Cada vez que pasaba cerca del aparador escuchaba gritos desgarradores. Pensé que alguien estaba oyendo capítulos de un dramón en su radio. Debí comentarlo en voz alta porque, tanto el vecino de al lado como la Escoba, vinieron a decirme lo mismo. - ¡Deja de hacer ruido!
Me pareció muy injusto porque yo no era la escandalosa. Pero resultó que nadie de la finca me creyó y cansados de oír alaridos día y noche, los vecinos acabaron llamando a los Municipales para que escucharan y decidieran qué hacer. El resultado fue que mandaron a Bedulio y éste, ni corto ni perezoso, me endilgó una buena multa por dar molestias a la vecindad.
Ahí me enfadé y le eché en cara su poca profesionalidad. El levantó una ceja, mojó la punta del bolígrafo dispuesto a engordar la multa ya impuesta. - ¿Has escuchado los gritos? ¡No, padre! - ¿Cómo que no? - ¡No, señor! No he visto que entraras en mi casa. Ni acercarte al aparador y yo sé por qué. Temes que mi primer abuelito ronde a tu alrededor, bonito de cara.
- ¡Oye, que soy la autoridad! - Abrí la puerta de casa de par en par - Anda, pasa... - Pasito a pasito, sudando a mares, llegó Bedulio hasta el comedor. Los alaridos no cesaron por ello. Es más, se intensificaron. De repente ocurrió lo impensable: ¡el cuadro se hinchó como un globo hasta que ¡¡¡EXPLOTÓ!!!

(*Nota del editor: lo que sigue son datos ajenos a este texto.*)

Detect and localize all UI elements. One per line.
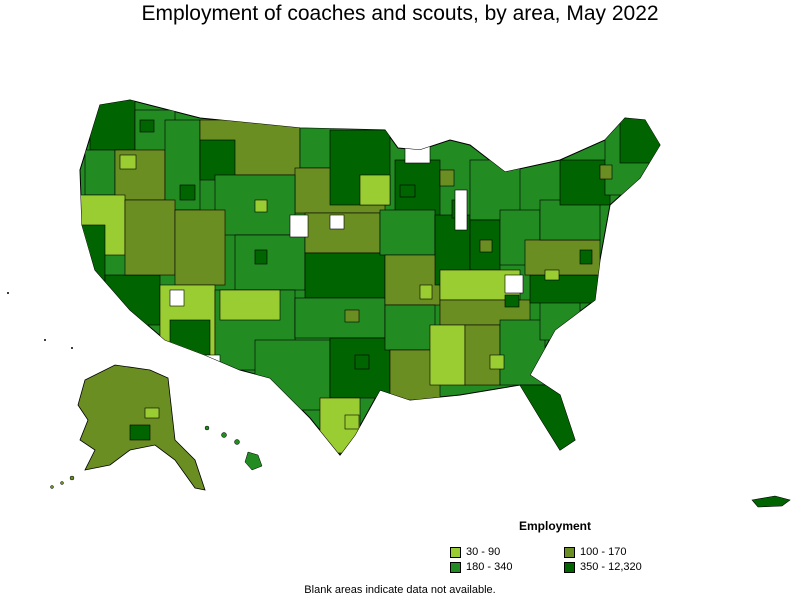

El comedor se llenó de comensales monstruosos, aunque de talla pequeña como cuando estaban en el cuadro. Los recogí sin saber qué hacer con ellos. - ¿Y Pascualita? (susurré) - Un dedo enorme en un cuerpo pequeñito, señaló hacia la mesa de la tasca. Allí estaba la sirena presidiéndola, encantada de la vida.
Pensé que Bedulio la vería y tendríamos problemas... pero, no. Corría que se las pelaba por la calle, que era cuesta arriba, batiendo todos los recórds mundiales de velocidad, habidos y por haber hasta ese momento.